You may well have to tell people what they don’t want to hear sometimes, but it’s important you have the confidence, and support within the organisation do to so, when the situation demands it.
Having a clear sense of what is acceptable and what isn’t is really important. Remember, we’re not dealing with subjective opinions here. We’re dealing with what the organisation has decided its face to the world is to be. It’s worth protecting.
Of course, we’re dealing with human beings here.
Hard and fast rules strongly enforced will only get you so far. In fact, I have a theory that for some people, the more you criticise their efforts, the greater chance you have of effectively ghettoising crap design. This stuff happens anyway, but you never get to know about it. And in a big organisation, it’s easier to get away with. And more damaging.
That’s why engaging with people that are being asked to put posters and leaflets and the like together on a human, equal footing is so important.
Go out and see them. Understand what they’re trying to actually achieve. Show them good examples. Explain to themwhy it must be done this way. Show them the high quality results of other work you’ve done, when you’ve worked closely with someone on a piece of work. Give them examples of people within the organisation that are doing things the right way, and explain how they got there.
Help them to understand that this is an important part of your remit.
If it helps, why not run a session to practically show people how to create decent communications on a DIY basis?
Involve, don’t just enforce.
An understanding that nothing happens in isolation
At one of the discussions at the excellent CommsCamp15 around the subject of “DIY Comms”, a provocative but really important question was asked along the lines of:
“If comms people give all other departments the tools and guidance to do comms themselves, what role is left for them?”
And, you know, this is a damn good question.
And for me, there’s a clear answer. Our role is to see the whole organisation the way the public sees us.

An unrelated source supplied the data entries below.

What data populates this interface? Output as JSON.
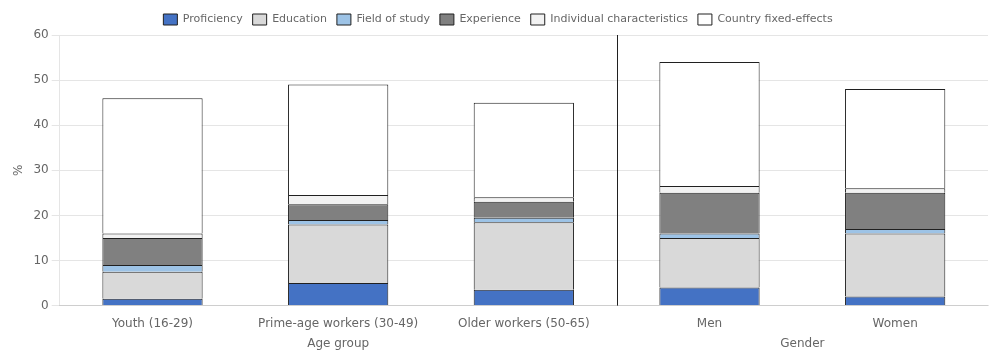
{
  "chart_data": {
    "type": "bar",
    "stacked": true,
    "categories": [
      "Youth (16-29)",
      "Prime-age workers (30-49)",
      "Older workers (50-65)",
      "Men",
      "Women"
    ],
    "series": [
      {
        "name": "Proficiency",
        "color": "#4472C4",
        "values": [
          1.5,
          5.0,
          3.5,
          4.0,
          2.0
        ]
      },
      {
        "name": "Education",
        "color": "#D9D9D9",
        "values": [
          6.0,
          13.0,
          15.0,
          11.0,
          14.0
        ]
      },
      {
        "name": "Field of study",
        "color": "#9DC3E6",
        "values": [
          1.5,
          1.0,
          1.0,
          1.0,
          1.0
        ]
      },
      {
        "name": "Experience",
        "color": "#808080",
        "values": [
          6.0,
          3.5,
          3.5,
          9.0,
          8.0
        ]
      },
      {
        "name": "Individual characteristics",
        "color": "#F2F2F2",
        "values": [
          1.0,
          2.0,
          1.0,
          1.5,
          1.0
        ]
      },
      {
        "name": "Country fixed-effects",
        "color": "#FFFFFF",
        "values": [
          30.0,
          24.5,
          21.0,
          27.5,
          22.0
        ]
      }
    ],
    "y_label": "%",
    "ylim": [
      0,
      60
    ],
    "yticks": [
      0,
      10,
      20,
      30,
      40,
      50,
      60
    ],
    "grid": true,
    "legend": "top",
    "annotations": [
      {
        "text": "Age group",
        "categories": [
          "Youth (16-29)",
          "Prime-age workers (30-49)",
          "Older workers (50-65)"
        ]
      },
      {
        "text": "Gender",
        "categories": [
          "Men",
          "Women"
        ]
      }
    ]
  }
}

This means understanding that nothing ever happens in isolation, and that every activity, whatever it is, reflects on the organisation in some way – good or bad.
We have to remind ourselves and our colleagues that the public don’t see departments. They see one organisation. It’s our role to provide this context to everyone who is doing any communication on behalf of that organisation.
So when your local Library Services want to do a poster – it’s actually the whole Local Authority doing a poster.
When your Maternity Services want to do a hand-made leaflet to give out to new mums – it’s actually the whole hospital doing a leaflet to hand out to new mums.
Departments, rightly, focus their energy on themselves. We must focus our energy on the whole entity of what the organisation represents to its public.
If we adopt this attitude, this makes those difficult conversations with departments a lot easier.
This takes you from being seen as just the uppity branding snob (personal experience leaking into the blog post there), into being the guardian and advisor whose advice and insight is respected and actively sought.
And on a final point, it’s not just the public we guard our identities for. In this blog post I talk about the 4 pillars of internal engagement: a strong “Corporate Narrative” being the first in the list.
This means that consistently applied brand identity is just as important to your staff as it is to your public. For staff to feel engaged, it’s critical for them to have a crystal clear sense of the organisation’s purpose, it’s story, and it’s future. This is what branding is for in its most basic sense.
Inconsistent and poor quality standards in communication normalises inconsistent and poor standards in service delivery. It creates a workforce ill at ease with its identity, and its place within it.
Your identity and your brand is a window on your organisation’s soul, and your face to the world.
It’s important. And the details matter.